The billionaire chairman of the University of Houston's system board of regents thinks Texas is scared to let the Houston Cougars into the Big 12.
"That's kind of disappointing that Texas with their big budget fears the University of Houston," regent chair Tilman Fertitta told CBS Sports' Dennis Dodd in an article out on Friday. "For other schools in the Big 12 to keep them out because they're scared of them, men need to be men."
Some background: The Cougars are the best college football team in the country right now outside the Power 5 conferences (plus Notre Dame), and they're in a media market that ought to be attractive to one of the sport's biggest leagues. They're a really good team and probably will stay that way as long as Tom Herman is at their helm, but Fertitta also makes a geographic Big 12 pitch.
Fertitta, the star of the CNBC show Billion Dollar Buyer, thinks the SEC is taking over Houston. Before the 2012 season, the SEC added Texas A&M from the largely Texan Big 12, and College Station is only about 100 miles from Houston.

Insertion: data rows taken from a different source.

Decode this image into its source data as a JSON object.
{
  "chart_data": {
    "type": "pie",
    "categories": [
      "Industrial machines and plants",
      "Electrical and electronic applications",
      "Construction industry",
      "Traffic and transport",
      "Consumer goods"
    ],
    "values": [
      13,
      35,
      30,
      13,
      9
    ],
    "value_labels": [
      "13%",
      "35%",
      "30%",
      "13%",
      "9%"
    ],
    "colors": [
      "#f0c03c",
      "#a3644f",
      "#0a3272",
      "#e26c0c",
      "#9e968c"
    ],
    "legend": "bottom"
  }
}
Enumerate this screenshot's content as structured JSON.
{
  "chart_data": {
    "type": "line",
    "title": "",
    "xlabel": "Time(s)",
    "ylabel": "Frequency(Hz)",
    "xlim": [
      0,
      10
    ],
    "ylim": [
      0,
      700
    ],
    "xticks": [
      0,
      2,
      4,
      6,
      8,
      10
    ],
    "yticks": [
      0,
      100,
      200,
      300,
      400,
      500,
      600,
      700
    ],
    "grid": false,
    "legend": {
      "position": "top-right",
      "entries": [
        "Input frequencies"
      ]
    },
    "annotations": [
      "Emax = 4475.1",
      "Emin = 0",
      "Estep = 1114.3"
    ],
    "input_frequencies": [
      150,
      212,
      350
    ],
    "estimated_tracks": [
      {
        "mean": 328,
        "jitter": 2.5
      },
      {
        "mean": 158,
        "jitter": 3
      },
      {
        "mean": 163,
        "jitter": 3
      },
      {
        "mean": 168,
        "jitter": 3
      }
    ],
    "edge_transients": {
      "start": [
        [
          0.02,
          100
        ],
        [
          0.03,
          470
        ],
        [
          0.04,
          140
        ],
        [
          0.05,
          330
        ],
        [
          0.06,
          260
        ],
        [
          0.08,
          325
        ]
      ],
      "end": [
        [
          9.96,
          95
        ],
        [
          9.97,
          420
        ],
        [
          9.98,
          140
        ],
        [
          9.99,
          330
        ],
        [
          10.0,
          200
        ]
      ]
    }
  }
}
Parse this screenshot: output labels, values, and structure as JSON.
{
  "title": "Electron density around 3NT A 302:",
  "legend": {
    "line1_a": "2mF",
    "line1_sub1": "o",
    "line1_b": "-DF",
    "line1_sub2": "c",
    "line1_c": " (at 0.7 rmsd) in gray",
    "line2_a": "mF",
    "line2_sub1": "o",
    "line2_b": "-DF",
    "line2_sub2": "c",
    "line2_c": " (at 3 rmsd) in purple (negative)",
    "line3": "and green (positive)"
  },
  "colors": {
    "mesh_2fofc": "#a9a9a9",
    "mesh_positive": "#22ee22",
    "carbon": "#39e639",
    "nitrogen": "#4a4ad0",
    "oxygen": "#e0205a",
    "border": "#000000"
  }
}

"When it comes to eyeballs, all you have to do is look at what we did at the end of the year," Fertitta said. "What I don't like -- and I'm concerned about -- as a Houstonian is that the SEC is starting to own Houston. ... There's more talk about the SEC than there is the Big 12.
"I just don't understand the Big 12 not wanting to own Houston, Texas, which is soon to be the third-largest populous in the United States. To me, it's a no-brainer. I'm just kind of disappointed and shocked it's not an automatic."
Houston currently plays in the American Athletic Conference. The Cougars played their games in Conference USA from 1996 to 2012, but perhaps things could've been different. Before that, they played in the old Southwest Conference, where they were league neighbors with Texas, Texas Tech, TCU and Baylor. Those schools went to the Big 12 for the 1996 season, but Houston didn't.
(Fertitta has previously said UH "belongs" with those schools again.)
When Houston shared a league with them, the Cougars did rather well. They had six top-20 AP Poll finishes in 20 years in the SWC and won two Cotton Bowls.
Texas A&M's presence in the SEC likely does give the league a boost in Houston. As of August 2014, the Big 12 didn't appear to dominate the city, per LinkedIn data (each > mark represents 10,000 alumni on LinkedIn).
The top alumni bases in the Houston market were, in order: Houston, Texas A&M, Texas, Rice and Texas State. As presently placed, that's UH, a team from the SEC, one from the Big 12, one from Conference USA and one from the Sun Belt.